1973 yılında grupla aynı isme sahip olan başlangıç albümleri Camel’i yayınladılar. MCA Records tarafından yayınlanan albüm plak şirketini tatmin edecek satış rakamına ulaşamadığı için, şirket ikinci bir albüm için anlaşma imzalamadı. Bence içinde “Mystic Queen” ve “Never Let Go” gibi harika parçaları barındıran değeri pek bilinmemiş bir albümdür. “Separation” ve “Curiosity” albümün diğer öne çıkan parçaları.

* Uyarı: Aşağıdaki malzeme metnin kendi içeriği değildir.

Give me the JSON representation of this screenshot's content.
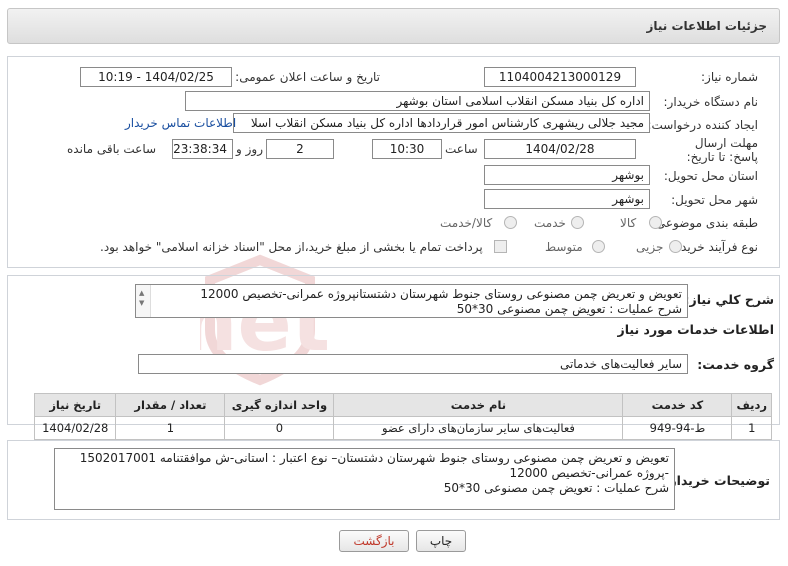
{
  "header": {
    "title": "جزئیات اطلاعات نیاز"
  },
  "form": {
    "need_number": {
      "label": "شماره نیاز:",
      "value": "1104004213000129"
    },
    "announce_datetime": {
      "label": "تاریخ و ساعت اعلان عمومی:",
      "value": "1404/02/25 - 10:19"
    },
    "buyer_org": {
      "label": "نام دستگاه خریدار:",
      "value": "اداره کل بنیاد مسکن انقلاب اسلامی استان بوشهر"
    },
    "requester": {
      "label": "ایجاد کننده درخواست:",
      "value": "مجید جلالی ریشهری کارشناس امور قراردادها اداره کل بنیاد مسکن انقلاب اسلا",
      "link": "اطلاعات تماس خریدار"
    },
    "deadline": {
      "label": "مهلت ارسال پاسخ: تا تاریخ:",
      "date": "1404/02/28",
      "time_label": "ساعت",
      "time": "10:30",
      "days": "2",
      "days_label": "روز و",
      "remaining": "23:38:34",
      "remaining_label": "ساعت باقی مانده"
    },
    "province": {
      "label": "استان محل تحویل:",
      "value": "بوشهر"
    },
    "city": {
      "label": "شهر محل تحویل:",
      "value": "بوشهر"
    },
    "category": {
      "label": "طبقه بندی موضوعی:",
      "options": [
        "کالا",
        "خدمت",
        "کالا/خدمت"
      ]
    },
    "purchase_type": {
      "label": "نوع فرآیند خرید :",
      "options": [
        "جزیی",
        "متوسط"
      ],
      "payment_note": "پرداخت تمام یا بخشی از مبلغ خرید،از محل \"اسناد خزانه اسلامی\" خواهد بود."
    }
  },
  "need_desc": {
    "label": "شرح کلي نياز:",
    "line1": "تعویض و تعریض چمن مصنوعی روستای جنوط  شهرستان دشتستانپروژه عمرانی-تخصیص 12000",
    "line2": "شرح عملیات : تعویض چمن مصنوعی 30*50"
  },
  "services": {
    "section_title": "اطلاعات خدمات مورد نیاز",
    "group_label": "گروه خدمت:",
    "group_value": "سایر فعالیت‌های خدماتی",
    "columns": [
      "ردیف",
      "کد خدمت",
      "نام خدمت",
      "واحد اندازه گیری",
      "تعداد / مقدار",
      "تاریخ نیاز"
    ],
    "rows": [
      [
        "1",
        "ط-94-949",
        "فعالیت‌های سایر سازمان‌های دارای عضو",
        "0",
        "1",
        "1404/02/28"
      ]
    ]
  },
  "buyer_notes": {
    "label": "توضیحات خریدار:",
    "line1": "تعویض و تعریض چمن مصنوعی روستای جنوط  شهرستان دشتستان– نوع اعتبار : استانی-ش موافقتنامه 1502017001",
    "line2": "-پروژه عمرانی-تخصیص 12000",
    "line3": "شرح عملیات : تعویض چمن مصنوعی 30*50"
  },
  "buttons": {
    "print": "چاپ",
    "back": "بازگشت"
  },
  "watermark": "AriaTender.net",
  "colors": {
    "link": "#1a4fa0",
    "back_text": "#c0392b",
    "watermark": "#e9b8b8"
  }
}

Grup, 1974 yılında Mirage isimli bence progresif rock’ın gelmiş geçmiş en iyi albümlerinden birini yayınladı. Bu albümde Andy Latimer gitar ve vokal dışında flütüyle de insanın içine işliyor. Peter Bartens ise minimoog, organ, mellotron, clavinet gibi enstrümanlarla harikalar yaratıyor. Bırakın bir grubu, albümü, bazı parçalar üzerine uzun bir yazı yazılabilir. İşte Camel, üzerine yazı yazılabilecek bu parçalardan fazlasıyla yapmış. Bunlardan belki de en önemlisi bu albümün son parçası olan “Lady Fantasy”. Parça “Encounter – “Smiles For you ve “Lady Fantasy” adlı üç bölümden oluşuyor.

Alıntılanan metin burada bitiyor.